Giacomo De Pieri

Personal information
- Date of birth: 29 December 2006 (age 19)
- Place of birth: Casale sul Sile, Italy
- Height: 1.74 m (5 ft 9 in)
- Position: Winger

Team information
- Current team: Ascoli (on loan from Inter Milan)

Youth career
- 2011–2016: Casale ASD
- 2016–2020: ASD Liventina
- 2020–2025: Inter Milan

Senior career*
- Years: Team / Apps / (Gls)
- 2025–: Inter Milan / 0 / (0)
- 2025–2026: → Juve Stabia (loan) / 6 / (1)
- 2026: → Bari (loan) / 10 / (0)
- 2026–: → Ascoli (loan) / 0 / (0)

International career^{‡}
- 2021: Italy U16 / 7 / (1)
- 2023: Italy U17 / 6 / (1)
- 2023–2024: Italy U18 / 3 / (0)
- 2024–: Italy U19 / 4 / (1)
- 2024–: Italy U20 / 2 / (0)

= Giacomo De Pieri =

Italian footballer (born 2006)

Giacomo De Pieri (born 29 December 2006) is an Italian professional footballer who plays as a winger for Serie B club Ascoli, on loan from Inter Milan.

==Career==
A youth product of his hometown club Casale ASD since the age of 5, De Pieri moved to ASD Liventina, before finishing his development at Inter Milan in 2020. He made his first appearance with the matchday squad of Inter in a Serie A match against Empoli FC on 19 January 2025. He made his senior debut with Inter Milan as a substitute in a 3–0 UEFA Champions League win over Monaco on 29 January 2025.

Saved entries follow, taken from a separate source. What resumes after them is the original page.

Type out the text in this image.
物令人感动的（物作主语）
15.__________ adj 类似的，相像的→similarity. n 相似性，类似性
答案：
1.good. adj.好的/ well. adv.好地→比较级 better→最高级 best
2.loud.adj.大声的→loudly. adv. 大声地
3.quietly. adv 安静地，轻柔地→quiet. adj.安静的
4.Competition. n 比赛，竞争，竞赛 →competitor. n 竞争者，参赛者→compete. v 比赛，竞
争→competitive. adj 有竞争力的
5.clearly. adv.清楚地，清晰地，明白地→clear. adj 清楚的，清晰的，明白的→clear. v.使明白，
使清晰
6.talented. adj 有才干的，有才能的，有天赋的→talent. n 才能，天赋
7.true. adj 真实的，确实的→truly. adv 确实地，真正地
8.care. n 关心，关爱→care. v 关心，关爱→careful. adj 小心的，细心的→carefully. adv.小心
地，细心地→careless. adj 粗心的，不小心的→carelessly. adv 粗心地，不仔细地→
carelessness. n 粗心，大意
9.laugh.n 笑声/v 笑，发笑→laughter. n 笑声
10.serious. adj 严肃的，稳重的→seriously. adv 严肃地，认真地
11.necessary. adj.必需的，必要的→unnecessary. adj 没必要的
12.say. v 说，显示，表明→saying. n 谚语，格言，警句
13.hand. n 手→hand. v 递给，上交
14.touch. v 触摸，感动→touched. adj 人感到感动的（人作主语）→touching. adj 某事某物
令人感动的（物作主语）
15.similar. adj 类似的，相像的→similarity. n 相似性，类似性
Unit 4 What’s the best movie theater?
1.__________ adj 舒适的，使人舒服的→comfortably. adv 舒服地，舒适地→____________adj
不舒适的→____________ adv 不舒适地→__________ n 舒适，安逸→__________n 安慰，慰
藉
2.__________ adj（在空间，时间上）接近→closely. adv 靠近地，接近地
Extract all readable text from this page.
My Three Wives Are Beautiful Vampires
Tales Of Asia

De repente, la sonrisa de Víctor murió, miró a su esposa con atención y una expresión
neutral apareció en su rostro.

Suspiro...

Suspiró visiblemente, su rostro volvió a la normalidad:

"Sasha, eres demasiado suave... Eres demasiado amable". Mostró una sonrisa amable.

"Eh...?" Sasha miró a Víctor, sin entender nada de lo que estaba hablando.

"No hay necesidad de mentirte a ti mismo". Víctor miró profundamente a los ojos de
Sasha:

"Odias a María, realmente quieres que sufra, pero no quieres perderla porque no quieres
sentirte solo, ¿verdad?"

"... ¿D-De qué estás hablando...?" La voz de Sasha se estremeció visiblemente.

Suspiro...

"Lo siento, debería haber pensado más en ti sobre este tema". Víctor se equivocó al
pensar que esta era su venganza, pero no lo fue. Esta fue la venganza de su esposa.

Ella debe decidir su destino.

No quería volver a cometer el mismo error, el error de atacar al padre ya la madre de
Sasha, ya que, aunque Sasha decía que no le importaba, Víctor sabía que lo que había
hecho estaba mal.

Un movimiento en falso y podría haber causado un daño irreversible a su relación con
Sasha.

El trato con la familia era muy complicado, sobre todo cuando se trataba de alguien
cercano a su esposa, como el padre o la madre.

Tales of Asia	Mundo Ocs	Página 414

On 24 July 2025, De Pieri joined Serie B side Juve Stabia on a season-long loan.

On 8 January 2026, De Pieri's loan spell with Juve Stabia was terminated as he joined fellow Serie B side Bari on a six-month loan.

On 6 July 2026, De Pieri was loaned to newly promoted Serie B club Ascoli.

==International career==
De Pieri is a youth international for Italy, and made the squad of the Italy U17s for the 2023 UEFA European Under-17 Championship. He was called up to the Italy U20s in September 2024 at the age of 17 for a set of Under 20 Elite League matches.

==Playing style==
De Pieri is a left-footed winger who plays on the right, and is known quality and technique, dribbling skills, and curling shots, as well as ability to playmake. He is a fan and models his playstyle after the English footballer Phil Foden.